Folha em branco.
O homem sentou-se à mesa do
advogando esperando os papéis assinados do divórcio. Lentamente, começou a
elaborar os últimos anos da sua vida desejando que tudo pudesse ser reescrito.
Ele não entendeu quando aquilo aconteceu: a pessoa com quem ele convivia todos
os dias não sabia nem ao menos seu estado mental. Ela não sabia que fazia anos
que sua mente não era à mesma, ele não sabia mais organizar os lampejos de
sanidade que lhe eram dados. Sorria entendendo que não haveria volta, mas mesmo
assim se colocou a escrever um papel impossível.
Quis primeiro criar um papel branco
em que houvesse um começo e um fim. Sem nenhuma incoerência ou falha lógica;
círculos perfeitos de beleza. Uma harmonia tão grande de forma que se decompõe em
risos de crianças alegres no parque. Uma frase tão simples que poderia deixar
bobo o mais experiente dos poetas. Sabia de cor todos os pontos finais que
havia colocado na sua vida: ele foi o mestre da lógica e ninguém nunca viu seu
plano até o final: um lugar tão vazio que o mais leve ruído não pudesse entrar.
Era obcecado pela circularidade dos argumentos, ele tinha o hábito de colocar
todos os atos históricos em recorrência eterna. A primeira vez, o mundo é
tragédia. De uma segunda, o mundo é somente farsa. Ele queria fazer todos
entenderem uma farsa subliminar no espírito inexistente que une a nós todos.

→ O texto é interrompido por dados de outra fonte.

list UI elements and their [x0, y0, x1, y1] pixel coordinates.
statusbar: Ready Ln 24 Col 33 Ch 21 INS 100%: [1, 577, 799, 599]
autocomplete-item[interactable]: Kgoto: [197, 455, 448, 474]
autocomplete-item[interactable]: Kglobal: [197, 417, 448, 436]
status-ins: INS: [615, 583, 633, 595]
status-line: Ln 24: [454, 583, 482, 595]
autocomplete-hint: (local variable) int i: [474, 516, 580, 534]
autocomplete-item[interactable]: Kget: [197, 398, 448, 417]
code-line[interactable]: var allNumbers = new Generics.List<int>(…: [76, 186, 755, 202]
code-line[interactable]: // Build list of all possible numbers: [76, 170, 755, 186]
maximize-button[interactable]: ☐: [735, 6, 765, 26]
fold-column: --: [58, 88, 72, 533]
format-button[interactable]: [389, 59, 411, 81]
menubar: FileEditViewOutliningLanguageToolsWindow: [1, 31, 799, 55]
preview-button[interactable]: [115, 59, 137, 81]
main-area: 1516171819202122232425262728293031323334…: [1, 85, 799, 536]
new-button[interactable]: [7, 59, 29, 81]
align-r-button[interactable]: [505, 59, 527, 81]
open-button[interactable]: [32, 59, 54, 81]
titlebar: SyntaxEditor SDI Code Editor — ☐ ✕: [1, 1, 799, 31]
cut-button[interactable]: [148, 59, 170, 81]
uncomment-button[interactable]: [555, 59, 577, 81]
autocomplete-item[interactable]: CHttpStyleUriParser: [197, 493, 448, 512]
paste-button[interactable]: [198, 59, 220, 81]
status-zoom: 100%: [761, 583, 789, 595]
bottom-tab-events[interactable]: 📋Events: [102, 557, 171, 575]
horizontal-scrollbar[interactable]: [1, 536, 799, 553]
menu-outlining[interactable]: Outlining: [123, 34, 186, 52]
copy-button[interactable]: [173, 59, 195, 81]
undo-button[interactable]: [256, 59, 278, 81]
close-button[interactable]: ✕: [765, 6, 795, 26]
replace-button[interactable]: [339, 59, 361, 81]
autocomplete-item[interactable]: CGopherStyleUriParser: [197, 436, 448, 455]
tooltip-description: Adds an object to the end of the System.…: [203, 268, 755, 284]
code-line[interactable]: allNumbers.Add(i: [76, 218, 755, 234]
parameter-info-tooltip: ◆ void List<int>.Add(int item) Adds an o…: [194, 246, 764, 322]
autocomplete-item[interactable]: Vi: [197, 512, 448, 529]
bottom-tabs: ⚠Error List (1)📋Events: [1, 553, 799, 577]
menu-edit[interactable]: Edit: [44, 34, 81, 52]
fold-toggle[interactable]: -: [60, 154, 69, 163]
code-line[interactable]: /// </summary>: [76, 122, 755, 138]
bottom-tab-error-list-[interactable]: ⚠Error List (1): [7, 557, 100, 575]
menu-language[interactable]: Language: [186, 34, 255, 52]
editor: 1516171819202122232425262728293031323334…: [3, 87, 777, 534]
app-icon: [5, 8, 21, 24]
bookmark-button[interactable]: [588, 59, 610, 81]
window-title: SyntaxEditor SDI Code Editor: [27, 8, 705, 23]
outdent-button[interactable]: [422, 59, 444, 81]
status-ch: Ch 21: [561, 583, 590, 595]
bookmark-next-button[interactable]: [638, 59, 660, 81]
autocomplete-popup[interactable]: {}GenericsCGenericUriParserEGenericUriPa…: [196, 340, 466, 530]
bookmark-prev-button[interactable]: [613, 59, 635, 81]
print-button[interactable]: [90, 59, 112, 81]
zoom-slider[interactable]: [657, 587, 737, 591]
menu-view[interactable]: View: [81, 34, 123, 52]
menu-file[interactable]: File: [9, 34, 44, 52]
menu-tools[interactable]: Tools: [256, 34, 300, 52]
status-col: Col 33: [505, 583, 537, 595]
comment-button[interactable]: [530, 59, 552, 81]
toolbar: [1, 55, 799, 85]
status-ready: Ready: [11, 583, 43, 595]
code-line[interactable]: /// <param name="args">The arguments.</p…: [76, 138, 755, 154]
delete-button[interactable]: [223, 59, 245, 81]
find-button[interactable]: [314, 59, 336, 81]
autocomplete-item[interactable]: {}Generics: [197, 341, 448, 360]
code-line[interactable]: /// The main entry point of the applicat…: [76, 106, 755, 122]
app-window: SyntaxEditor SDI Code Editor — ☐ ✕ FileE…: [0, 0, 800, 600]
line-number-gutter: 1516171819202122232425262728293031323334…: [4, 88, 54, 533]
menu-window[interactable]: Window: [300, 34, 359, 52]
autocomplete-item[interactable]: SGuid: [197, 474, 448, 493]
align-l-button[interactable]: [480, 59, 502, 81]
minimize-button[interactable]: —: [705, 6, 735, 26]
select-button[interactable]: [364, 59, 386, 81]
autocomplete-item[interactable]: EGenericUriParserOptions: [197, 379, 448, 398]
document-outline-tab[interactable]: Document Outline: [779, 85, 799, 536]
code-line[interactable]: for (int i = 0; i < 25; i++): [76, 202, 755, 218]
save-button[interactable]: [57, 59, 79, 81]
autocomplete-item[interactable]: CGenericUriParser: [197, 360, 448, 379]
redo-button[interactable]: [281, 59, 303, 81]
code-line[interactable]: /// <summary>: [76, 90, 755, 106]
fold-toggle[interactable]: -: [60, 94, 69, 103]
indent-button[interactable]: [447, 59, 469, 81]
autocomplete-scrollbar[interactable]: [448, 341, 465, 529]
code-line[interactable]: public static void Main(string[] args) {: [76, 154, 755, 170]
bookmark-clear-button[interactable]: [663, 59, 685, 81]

Ele preparou o papel em branco e fez riscos tão bruscos que eles poderiam ter
uma lógica acima do material. Quis explicar para a sua mulher que ele havia
começado tudo do zero. Um ponto em que eles pudessem dar as mãos e não ter
nunca mais que discutir. Quis retirar o acaso de cada ato humano; criar um
espírito acima de todo e qualquer evento. Ele sonhava com uma história em que
ele fosse herói, ladrão e personagem secundário.
Olhou para o lugar em que estava
sentado. Seu advogado perguntou se ele estava bem. Tossiu sangue por um
instante, e disse que tudo haveria de ficar bem. Tinha escrito por horas com
uma caneta sem tinta sobre a singela folha de papel colocada a sua frente. Teve
um vislumbre de decisão. A partir de hoje, decreto que não existem mais pontos
finais. A partir desse momento, a história não tem começo nem fim. Não posso me
declarar rei de um feudo sem amor. Não posso me declarar rei de um lugar
solitário em que eu faça todas as regras. Os argumentos mais perfeitos são
aqueles que podem ser contestados e seguidos; são as formulas de bolo daqueles
que desejam seguir a onda do tempo. Estou aqui segurando a ampulheta de um
tempo que espera que um dia nos encontremos.
A mulher diz que ainda o ama, mas
não podem ficar casados. Ele sorri enquanto tenta explicar para ela que ali não
havia um começo, nem ao menos um fim, mas somente uma farsa. Se ela ao menos o
escutasse, saberia que ele estava certo. Sorriria. Eles sairiam dali de mãos
dadas. O sangue do seu estomago pararia de consumi-lo, os advogados seriam
desnecessários e haveriam de cantar para sempre os feitos do homem que matou a
história. No entanto, ele assinou o papel, saiu daquele lugar, e soube que os
fins existem e são reais. São capazes da morte e vida. A cada ser humano que
encontramos temos em nossas mãos uma folha de papel em branco com uma história
a ser escrita, e tal história merece tanto um começo quanto um fim. Logo, por favor,
peço que aqui olhando para o seu rosto, você saiba que eu quero um bom começo,
um caminho digno de contos antigos e um final digno de menção. Se não tiver
nenhuma diferença entre os tempos, passado, presente, futuro, espero que seja o
fato que todos sejam circulares. Todos gritem por liberdade. Ele assina o
papel, e sai andando com uma obstinação séria. Espera que seus pensamentos
tenham sido claros o suficiente para ela entender.